On October 18, 1941, Mrs. Batteau married Matthew Batteau in Lordsburg, New Mexico. They went to New Mexico because they wanted to be married in a church. She was engaged to him for nine years. During this time he was attending school, and she was working in Phoenix. While Mrs. Batteau was teaching, she commuted on weekends to see about her aunt. They began their family at a very late age. This was one of the reasons why she only had one child.

At the age of 41, Mrs. Batteau had her first and only child, Flavia R. Batteau. Her daughter graduated from Pueblo High School and continued on at the University of Arizona also. Mr. and Mrs. Batteau are very proud of her and have no regrets. She is currently working with the National Drug Prevention Program in Washington, D.C. They now have a grandson, a junior in high school, and a granddaughter in college.

"When I first came to Tucson, it was a dust bowl. It did not have the paved streets... and had terrific dust storrns. Tucson looked like a desert, with just a few houses and not that many people or Blacks. Tucson was just an old pueblo. People were sleeping outdoors, on the side-walks and in the yards. They did not have to worry about conditions like they are now."

Mrs. Batteau was one of the first African American women to swim in the University of Arizona's pool. She was admitted to the school, but was excluded from many of the social events. She recalled that Hazel Daniel was the first African American to play on the football team. He was able to break down the color barrier and open doors for many others to play at the university. Nowadays the university has predominantly African American football and basketball teams. These are some of the changes that evolved from the struggles of the pioneers of the African Americans of Tucson. Tucson has changed for the better for all of its residents, and it is important that the African American community voice its ideas in all areas, because there was a time when what the Negro population thought did not matter to the white majority.

Mrs. Batteau does not belong to too many organizations because of her health. She is a member of the African American sorority Alpha Kappa Alpha. She was the first African American to serve on the Pima College Governing Board and the Arizona Children's Home Board.

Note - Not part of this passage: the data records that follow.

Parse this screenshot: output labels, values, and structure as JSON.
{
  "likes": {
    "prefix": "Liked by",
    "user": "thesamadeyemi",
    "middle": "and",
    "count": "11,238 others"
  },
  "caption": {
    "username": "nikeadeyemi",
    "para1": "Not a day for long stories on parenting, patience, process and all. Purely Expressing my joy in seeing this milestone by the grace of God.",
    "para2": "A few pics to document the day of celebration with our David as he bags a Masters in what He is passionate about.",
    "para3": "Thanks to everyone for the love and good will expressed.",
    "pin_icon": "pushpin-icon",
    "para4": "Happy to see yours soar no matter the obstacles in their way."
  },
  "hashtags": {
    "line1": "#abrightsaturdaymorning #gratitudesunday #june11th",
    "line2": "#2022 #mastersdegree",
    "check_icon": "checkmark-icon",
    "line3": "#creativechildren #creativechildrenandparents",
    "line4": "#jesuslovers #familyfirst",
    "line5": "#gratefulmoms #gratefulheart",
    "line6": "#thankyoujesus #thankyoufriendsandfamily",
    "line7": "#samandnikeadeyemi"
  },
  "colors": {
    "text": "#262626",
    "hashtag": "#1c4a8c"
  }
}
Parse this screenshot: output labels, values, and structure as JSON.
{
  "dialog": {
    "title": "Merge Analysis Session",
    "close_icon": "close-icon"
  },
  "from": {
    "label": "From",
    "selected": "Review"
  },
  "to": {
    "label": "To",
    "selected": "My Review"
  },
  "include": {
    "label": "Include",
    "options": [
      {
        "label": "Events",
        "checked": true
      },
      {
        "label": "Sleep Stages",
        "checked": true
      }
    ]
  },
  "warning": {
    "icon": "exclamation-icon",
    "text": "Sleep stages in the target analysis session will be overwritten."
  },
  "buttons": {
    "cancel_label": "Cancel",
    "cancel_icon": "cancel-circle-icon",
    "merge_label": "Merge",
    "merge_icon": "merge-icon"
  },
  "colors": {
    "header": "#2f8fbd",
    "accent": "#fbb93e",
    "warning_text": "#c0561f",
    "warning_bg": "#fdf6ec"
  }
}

When Mrs. Batteau retired, she always wanted to read, but because of health problems she was unable to complete her goal. She had two mild strokes and lost her eyesight in one eye and her hearing on the same side. Now she enjoys her days in the company of her husband in the comfort of their home.

The African American experience has been very vital to the development of Tucson, Arizona. America is making remarkable advancements in the area of human rights, and it is important that our society recognize individuals such as Mrs. Batteau.